Während ich darüber nachdachte, sah ich ihm in seine Augen. Sie waren schön, Grün mit braunen Sprenkeln. Sie sahen aufmerksam aus. Ich wollte mich bei ihm bedanken doch meine Stimme versagte. Es kam nur ein leises quietschen aus mir heraus und ich merkte wie mein Gesicht rot anlief. Als ich meinen Blick endlich von seinen Augen abwenden konnte, sah ich dass er lächelte. Ich musterte sein Gesicht, es war schmal und kantig, mit vielen Leberflecken und einen schönen 3 Tage Bart. „Hey" sagte er, seine Stimme war tief und rau. Er hatte einen Akzent, ich wusste nur noch nicht welchen. Ich antwortete nur mit einem quietschendem „Hi". Ich hatte immer noch Tränen in den Augen und hielt sein Taschentuch in der Hand. Er sah mich irgendwie gesorgt an und fragte mich „was ist los? Vieleicht kann ich helfen" Ich schüttelte nur den Kopf. Er war wahrscheinlich ein Engländer oder Ire, denn sein Akzent war nicht eindeutig englisch, es war noch etwas Andreres mit drin.

Ich war überfordert, ich wollte nicht mit einem wildfremden Mann reden, der außerdem, von anderen Menschen am Bahnhof merkwürdig angeguckt wurde. War er ein Verbrecher oder so etwas?

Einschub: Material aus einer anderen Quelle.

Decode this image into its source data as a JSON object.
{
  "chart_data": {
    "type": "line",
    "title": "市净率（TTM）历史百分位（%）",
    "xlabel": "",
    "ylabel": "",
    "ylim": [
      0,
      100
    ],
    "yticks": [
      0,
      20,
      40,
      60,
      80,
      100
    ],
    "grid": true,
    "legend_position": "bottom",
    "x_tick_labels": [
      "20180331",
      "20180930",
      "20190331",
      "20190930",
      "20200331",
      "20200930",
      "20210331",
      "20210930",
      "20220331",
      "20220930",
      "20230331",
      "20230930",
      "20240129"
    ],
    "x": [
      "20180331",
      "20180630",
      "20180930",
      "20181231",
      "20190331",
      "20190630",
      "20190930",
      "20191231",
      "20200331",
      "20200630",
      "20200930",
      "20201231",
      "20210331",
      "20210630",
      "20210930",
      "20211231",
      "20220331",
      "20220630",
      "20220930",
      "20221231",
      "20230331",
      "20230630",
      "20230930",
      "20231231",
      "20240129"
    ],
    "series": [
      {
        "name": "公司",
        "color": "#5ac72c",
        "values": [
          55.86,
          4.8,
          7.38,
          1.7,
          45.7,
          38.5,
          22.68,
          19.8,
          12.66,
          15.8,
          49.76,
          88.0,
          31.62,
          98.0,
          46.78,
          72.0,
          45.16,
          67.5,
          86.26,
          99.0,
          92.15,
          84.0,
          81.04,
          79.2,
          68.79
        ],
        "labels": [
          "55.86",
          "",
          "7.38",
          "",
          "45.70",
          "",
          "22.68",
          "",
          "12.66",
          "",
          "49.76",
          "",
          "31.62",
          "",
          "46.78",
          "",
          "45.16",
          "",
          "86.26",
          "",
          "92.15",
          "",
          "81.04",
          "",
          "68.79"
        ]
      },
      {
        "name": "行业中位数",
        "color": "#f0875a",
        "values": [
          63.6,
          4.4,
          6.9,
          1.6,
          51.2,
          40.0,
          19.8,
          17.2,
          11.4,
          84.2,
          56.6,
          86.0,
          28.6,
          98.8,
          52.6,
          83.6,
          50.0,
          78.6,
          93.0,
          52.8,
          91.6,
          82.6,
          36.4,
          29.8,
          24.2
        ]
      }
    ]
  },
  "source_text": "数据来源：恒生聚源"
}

Er sah nicht aus wie einer, er sah harmlos aus, lieb und nett, doch ich bekam Angst. Ich stand auf, ging los, drehte mich noch einmal um, er schaute mir hinterher, irgendwie traurig oder enttäuscht. Ich war schon halb aus dem Bahnhof raus, als mir auffiel das ich noch sein Taschentuch in der Hand hielt. Ich ging zurück zu der Bank auf der er eben noch gesessen hatte, doch sie war leer. Ich überlegte wo er hingegangen sein könnte, doch mir vielen nicht viele Orte ein. Ich war neu in der Stadt, und kannte mich noch nicht sehr gut aus. Also ging ich wieder aus dem Bahnhof raus. Ich musste durch einen Park gehen wenn ich nach Hause wollte, und setzte mich dort auf eine freie Bank.

Es war ein lauer Frühlingstag und ich wollte ein paar Sonnenstrahlen einfangen, bevor ich nach Hause gehen würde. Ich schloss die Augen, saugte die Sonne förmlich ein. Ich hörte wieder Musik in meinem Kopf spielen, und öffnete die Augen, sah mich um. In diesem Park waren viele Bäume, Sträucher und kaum Menschen. Es lagen der Geruch von frisch geschnittenem Rasen in der Luft und noch ein anderer, wieder dieser Geruch des Mannes vom Bahnhof. Ich sah mich um und tatsächlich der Mann war wieder da, er saß ein paar Bänke weiter vom mir weg. Er schien mich nicht bemerkt zu haben und tat genau das gleiche wie ich, vor ein paar Sekunden. Er hatte seine Augen geschlossen und genoss die vereinzelten Sonnenstrahlen die in seinem Gesicht tanzten. Mein Handy klingelte und ich zuckte zusammen. Es war eine Mail, eine Mail die mich traurig und sauer machte.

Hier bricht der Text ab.